The 4th Amendment to the U.S. Constitution protects us against unreasonable searches and seizures. Unless police have strong evidence (probable cause) to believe you're involved in criminal activity, they need your permission to perform a search of you or your property.
You have the right to refuse random police searches anywhere and anytime, so long as you aren't crossing a border checkpoint or entering a secure facility like an airport. Don't be shy about standing up for your own privacy rights, especially when police are looking for evidence that could put you behind bars.
2. Refusing a search protects you if you end up in court.
It's always possible that police might search you anyway when you refuse to give consent, but that's no reason to say "yes" to the search. Basically, if there's any chance of evidence being found, agreeing to a search is like committing legal suicide, because it kills your case before you even get to court.
If you refuse a search, however, the officer will have to prove in court that there was probable cause to do a warrantless search. This will give your lawyer a good chance to win your case, but this only works if you said "no" to the search.
3. Saying "no" can prevent a search altogether.
Data on police searches are interesting, but they don't show how many searches didn't happen becausea citizen said no.

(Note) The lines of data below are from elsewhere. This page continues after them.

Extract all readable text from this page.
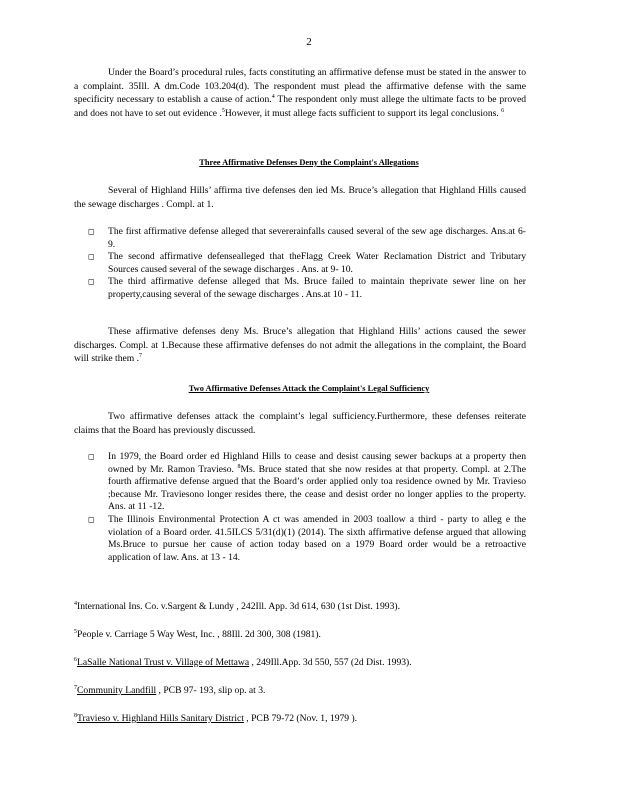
2

Under the Board’s procedural rules, facts constituting an affirmative defense must be stated in the answer to a complaint. 35Ill. A dm.Code 103.204(d). The respondent must plead the affirmative defense with the same specificity necessary to establish a cause of action.$^4$ The respondent only must allege the ultimate facts to be proved and does not have to set out evidence .$^5$However, it must allege facts sufficient to support its legal conclusions. $^6$

Three Affirmative Defenses Deny the Complaint's Allegations

Several of Highland Hills’ affirma tive defenses den ied Ms. Bruce’s allegation that Highland Hills caused the sewage discharges . Compl. at 1.

◻ The first affirmative defense alleged that severerainfalls caused several of the sew age discharges. Ans.at 6- 9.
◻ The second affirmative defensealleged that theFlagg Creek Water Reclamation District and Tributary Sources caused several of the sewage discharges . Ans. at 9- 10.
◻ The third affirmative defense alleged that Ms. Bruce failed to maintain theprivate sewer line on her property,causing several of the sewage discharges . Ans.at 10 - 11.

These affirmative defenses deny Ms. Bruce’s allegation that Highland Hills’ actions caused the sewer discharges. Compl. at 1.Because these affirmative defenses do not admit the allegations in the complaint, the Board will strike them .$^7$

Two Affirmative Defenses Attack the Complaint's Legal Sufficiency

Two affirmative defenses attack the complaint’s legal sufficiency.Furthermore, these defenses reiterate claims that the Board has previously discussed.

◻ In 1979, the Board order ed Highland Hills to cease and desist causing sewer backups at a property then owned by Mr. Ramon Travieso. $^8$Ms. Bruce stated that she now resides at that property. Compl. at 2.The fourth affirmative defense argued that the Board’s order applied only toa residence owned by Mr. Travieso ;because Mr. Traviesono longer resides there, the cease and desist order no longer applies to the property. Ans. at 11 -12.
◻ The Illinois Environmental Protection A ct was amended in 2003 toallow a third - party to alleg e the violation of a Board order. 41.5ILCS 5/31(d)(1) (2014). The sixth affirmative defense argued that allowing Ms.Bruce to pursue her cause of action today based on a 1979 Board order would be a retroactive application of law. Ans. at 13 - 14.
$^4$International Ins. Co. v.Sargent & Lundy , 242Ill. App. 3d 614, 630 (1st Dist. 1993).
$^5$People v. Carriage 5 Way West, Inc. , 88Ill. 2d 300, 308 (1981).
$^6$LaSalle National Trust v. Village of Mettawa , 249Ill.App. 3d 550, 557 (2d Dist. 1993).
$^7$Community Landfill , PCB 97- 193, slip op. at 3.
$^8$Travieso v. Highland Hills Sanitary District , PCB 79-72 (Nov. 1, 1979 ).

A non-search is a non-event that goes unrecorded, giving rise to a widespread misconception that police will always search with or without permission.
I know refusing searches works because I've been collecting stories from real police encounters. The reality is that police routinely ask for permission to search when they have absolutely no evidence of an actual crime. If you remain calm and say no, there's a good chance they'll back down, because it's a waste of time to do searches that won't hold up in court anyway.
4. Searches can waste your time and damage your property.
Do you have time to sit around while police rifle through your belongings? Police often spend 30 minutes or more on vehicle searches and even longer searching homes. You certainly can't count on officers to be careful with valuables or to put everything back where they found it. If you waive your 4th Amendment rights by agreeing to be searched, you will have few legal options if any property is damaged or missing after the search.
5. You never know what they'll find.
Are you 100 percent certain there's nothing illegal in your home or vehicle? You can never be too sure. A joint roach could stick to your shoe on the street and wind up on the floorboard. A careless acquaintance could have dropped a baggie behind the seat. Try telling a cop it isn't yours, and they'll just laugh and tell you to put your hands behind your back. If you agreed to the search, you can't challenge the evidence. But if you're innocent and you refused the search, your lawyer has a winnable case.
Remember that knowing your rights will help you protect yourself, but no amount of preparation can guarantee a good outcome in a bad situation. Your attitude and your choices before, during, and after the encounter will usually matter more than your knowledge of the law. Stay calm no matter what happens, and remember that you can always report misconduct after things settle down.
Finally, please don't be shy about sharing this information with your friends and family. Understanding and asserting your rights isn't about getting away with anything, and it isn't about disrespecting police either. These rights are the foundation of freedom in America, and they get weaker whenever we fail to exercise them.